Research by Professor Jim Fallon, a neuroscientist at the University of California, Irvine, has been using brain imaging to study the brains of psychopaths.
He discovered low activity in the brain’s frontal lobes seems to be involved in sociopathic behaviours and may cause serial killers trouble in suppressing their rage and violence.
His work has dramatically revealed that some people appear to be hard wired towards violence. While testing the DNA of his family Professor Fallon identified a gene known as the MAO-A gene, which is also known as the ‘warrior gene.’ and regulates the mood in the brain.

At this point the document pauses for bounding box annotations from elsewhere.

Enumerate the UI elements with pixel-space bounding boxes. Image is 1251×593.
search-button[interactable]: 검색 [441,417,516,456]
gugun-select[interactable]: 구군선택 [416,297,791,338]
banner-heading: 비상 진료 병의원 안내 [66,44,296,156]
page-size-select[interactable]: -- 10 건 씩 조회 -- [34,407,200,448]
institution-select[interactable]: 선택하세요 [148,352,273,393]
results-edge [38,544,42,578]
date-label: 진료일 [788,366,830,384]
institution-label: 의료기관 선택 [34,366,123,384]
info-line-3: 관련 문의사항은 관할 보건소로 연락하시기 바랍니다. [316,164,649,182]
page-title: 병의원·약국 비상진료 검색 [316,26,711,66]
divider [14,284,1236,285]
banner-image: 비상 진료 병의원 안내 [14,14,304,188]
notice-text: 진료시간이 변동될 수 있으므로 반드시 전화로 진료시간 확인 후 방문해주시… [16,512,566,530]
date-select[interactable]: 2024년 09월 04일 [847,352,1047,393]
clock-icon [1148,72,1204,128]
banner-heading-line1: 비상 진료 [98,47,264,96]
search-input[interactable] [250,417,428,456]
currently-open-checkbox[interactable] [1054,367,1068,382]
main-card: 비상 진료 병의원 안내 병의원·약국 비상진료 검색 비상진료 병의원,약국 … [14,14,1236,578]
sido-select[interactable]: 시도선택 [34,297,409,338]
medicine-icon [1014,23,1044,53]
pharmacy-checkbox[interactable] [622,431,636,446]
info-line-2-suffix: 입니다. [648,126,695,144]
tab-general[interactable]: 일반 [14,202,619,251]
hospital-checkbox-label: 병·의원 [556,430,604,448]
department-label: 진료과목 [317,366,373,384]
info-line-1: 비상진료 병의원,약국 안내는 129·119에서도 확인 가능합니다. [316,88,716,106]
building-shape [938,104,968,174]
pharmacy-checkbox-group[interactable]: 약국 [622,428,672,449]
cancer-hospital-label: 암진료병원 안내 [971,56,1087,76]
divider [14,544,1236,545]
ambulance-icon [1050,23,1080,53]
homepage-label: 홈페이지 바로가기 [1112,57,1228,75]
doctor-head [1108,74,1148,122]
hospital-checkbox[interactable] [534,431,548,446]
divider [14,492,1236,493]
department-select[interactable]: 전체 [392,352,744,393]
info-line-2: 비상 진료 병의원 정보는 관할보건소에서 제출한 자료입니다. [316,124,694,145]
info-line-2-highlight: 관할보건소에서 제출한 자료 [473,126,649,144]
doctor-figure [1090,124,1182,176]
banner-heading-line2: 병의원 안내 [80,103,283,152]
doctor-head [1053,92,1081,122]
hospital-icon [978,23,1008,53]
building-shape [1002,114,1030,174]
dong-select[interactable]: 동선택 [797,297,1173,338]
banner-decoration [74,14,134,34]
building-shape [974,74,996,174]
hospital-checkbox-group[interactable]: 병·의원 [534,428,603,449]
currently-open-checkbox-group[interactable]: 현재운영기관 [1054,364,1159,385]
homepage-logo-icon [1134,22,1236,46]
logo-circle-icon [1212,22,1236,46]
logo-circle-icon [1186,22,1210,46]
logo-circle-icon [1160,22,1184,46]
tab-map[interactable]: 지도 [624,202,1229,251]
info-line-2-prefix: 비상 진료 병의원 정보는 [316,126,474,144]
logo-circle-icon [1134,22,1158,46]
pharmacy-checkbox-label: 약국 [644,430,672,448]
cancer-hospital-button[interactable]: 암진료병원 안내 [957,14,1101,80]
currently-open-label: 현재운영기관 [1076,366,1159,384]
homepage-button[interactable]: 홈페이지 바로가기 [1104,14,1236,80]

Most interestingly he discovered that he had all the genetic qualifiers of a psycopath, so why didn’t he turn out a serial killer?
Fallon believes that serial killers experience a ‘trigger’, like a traumatic childhood event which combines with other factors to turn ‘turn on’ their violent impulses.
Writing in The Guardian, Professor Fallon said:
“Why, in the light of the fact I have all of the biological markers for psychopathy, including a turned off limbic system, the high risk genetic alleles, and the attendant behaviours, including well over half of those listed in the psychopathy tests and low emotional empathy, did I turn out to be a successful professor and family man?
One most likely reason is that although I have the genetic makeup of a “born” psychopath, some of those very same “risk” genes in someone showered with love (versus abuse or abandonment), from childbirth through the critical first few years of life, appear to offset the psychopathy-inducing effects of the other “risk” genes.”
It is hoped that this research may make it easier to identify and catch serial killers in the future.